How can I get the encoding of current document?
-
Hello, I want to get the encoding of current document, such as UTF8、ANSI、Chinese GB2312。
I use code below:
int32_t buffer_id = ::SendMessage(nppData._nppHandle, NPPM_GETCURRENTBUFFERID, 0, 0);
int32_t encoding = ::SendMessage(nppData._nppHandle, NPPM_GETBUFFERENCODING, buffer_id, 0);The encoding return 0, when the document’s encoding is ANSI(show in Encoding menu of Notepad++),But Both return 4 when the document’s encoding is UTF8 and Chinese GB2312.
So, I can’t distinguish UTF8 and GB2312. What’s wrong? Thanks a lot!
-
First, is this relevant?
Getting encoding in x64 plugin
Second, make sure you distinguish encoding from codepage.
Perhaps you need also Scintilla SCI_GETCODEPAGE message. -
@xb-zhou said in How can I get the encoding of current document?:
So, I can’t distinguish UTF8 and GB2312. What’s wrong?
Per documentation, NPPM_GETBUFFERENCODING returns a UniMode enum, which is defined here.

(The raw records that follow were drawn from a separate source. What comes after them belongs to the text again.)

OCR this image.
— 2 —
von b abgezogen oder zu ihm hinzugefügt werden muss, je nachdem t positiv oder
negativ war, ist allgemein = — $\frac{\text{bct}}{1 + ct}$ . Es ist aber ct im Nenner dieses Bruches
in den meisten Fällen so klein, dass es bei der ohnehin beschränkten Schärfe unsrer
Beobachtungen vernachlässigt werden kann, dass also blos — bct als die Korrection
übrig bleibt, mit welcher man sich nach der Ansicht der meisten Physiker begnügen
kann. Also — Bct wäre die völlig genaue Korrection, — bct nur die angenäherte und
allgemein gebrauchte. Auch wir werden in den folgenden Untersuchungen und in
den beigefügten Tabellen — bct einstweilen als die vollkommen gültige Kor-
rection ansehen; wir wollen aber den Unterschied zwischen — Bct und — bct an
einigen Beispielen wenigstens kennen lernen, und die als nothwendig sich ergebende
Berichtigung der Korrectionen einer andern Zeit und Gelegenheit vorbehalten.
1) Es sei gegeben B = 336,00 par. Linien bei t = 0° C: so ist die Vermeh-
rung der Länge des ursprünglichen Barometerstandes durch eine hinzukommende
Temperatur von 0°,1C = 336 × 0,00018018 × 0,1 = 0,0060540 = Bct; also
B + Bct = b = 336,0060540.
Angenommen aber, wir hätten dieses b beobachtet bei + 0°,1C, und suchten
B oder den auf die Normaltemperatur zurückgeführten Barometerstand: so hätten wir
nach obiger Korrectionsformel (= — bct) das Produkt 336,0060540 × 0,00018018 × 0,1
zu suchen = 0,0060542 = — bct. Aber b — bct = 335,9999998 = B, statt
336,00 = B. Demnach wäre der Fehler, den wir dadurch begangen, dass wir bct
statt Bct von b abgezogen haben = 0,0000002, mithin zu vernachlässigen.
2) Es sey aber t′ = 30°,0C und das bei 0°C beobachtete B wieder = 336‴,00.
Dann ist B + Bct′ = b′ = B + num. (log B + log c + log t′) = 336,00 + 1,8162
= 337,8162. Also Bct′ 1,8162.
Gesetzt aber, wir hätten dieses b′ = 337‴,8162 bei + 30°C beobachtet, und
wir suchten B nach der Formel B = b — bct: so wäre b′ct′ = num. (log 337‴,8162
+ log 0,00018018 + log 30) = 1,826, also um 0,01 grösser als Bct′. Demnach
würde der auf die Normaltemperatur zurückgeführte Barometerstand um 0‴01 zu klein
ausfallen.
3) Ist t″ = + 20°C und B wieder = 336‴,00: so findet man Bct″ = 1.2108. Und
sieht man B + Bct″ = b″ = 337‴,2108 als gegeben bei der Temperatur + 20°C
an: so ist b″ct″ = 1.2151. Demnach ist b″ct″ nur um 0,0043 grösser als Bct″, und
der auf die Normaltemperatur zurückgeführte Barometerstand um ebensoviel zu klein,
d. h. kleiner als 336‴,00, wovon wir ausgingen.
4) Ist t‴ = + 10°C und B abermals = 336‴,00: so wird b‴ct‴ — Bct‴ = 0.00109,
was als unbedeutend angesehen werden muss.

Notepad++ doesn’t handle character sets internally the way it appears to a user. For editing, everything is either in the user default code page (“ANSI”) or in UTF-8. Whenever you’re not using the default code page, Notepad++ uses UTF-8 (so it is possible to enter and see characters that aren’t in the code page). Translation to other code pages is done when reading and writing the file. I don’t know the details beyond that; if no one else responds with a deeper explanation, you’ll probably need to read the code to figure out what will work for your particular use case.
-
THIS THREAD got off into a tangent about encoding issues; might want to have a look there to round out some understanding about how it all works.
-
@gstavi Yes,SCI_GETCODEPAGE message is what I find. Thank you verymuch.
-
@Coises Thank you for your answer! It was very valuable.
-
@Alan-Kilborn Thank you!
-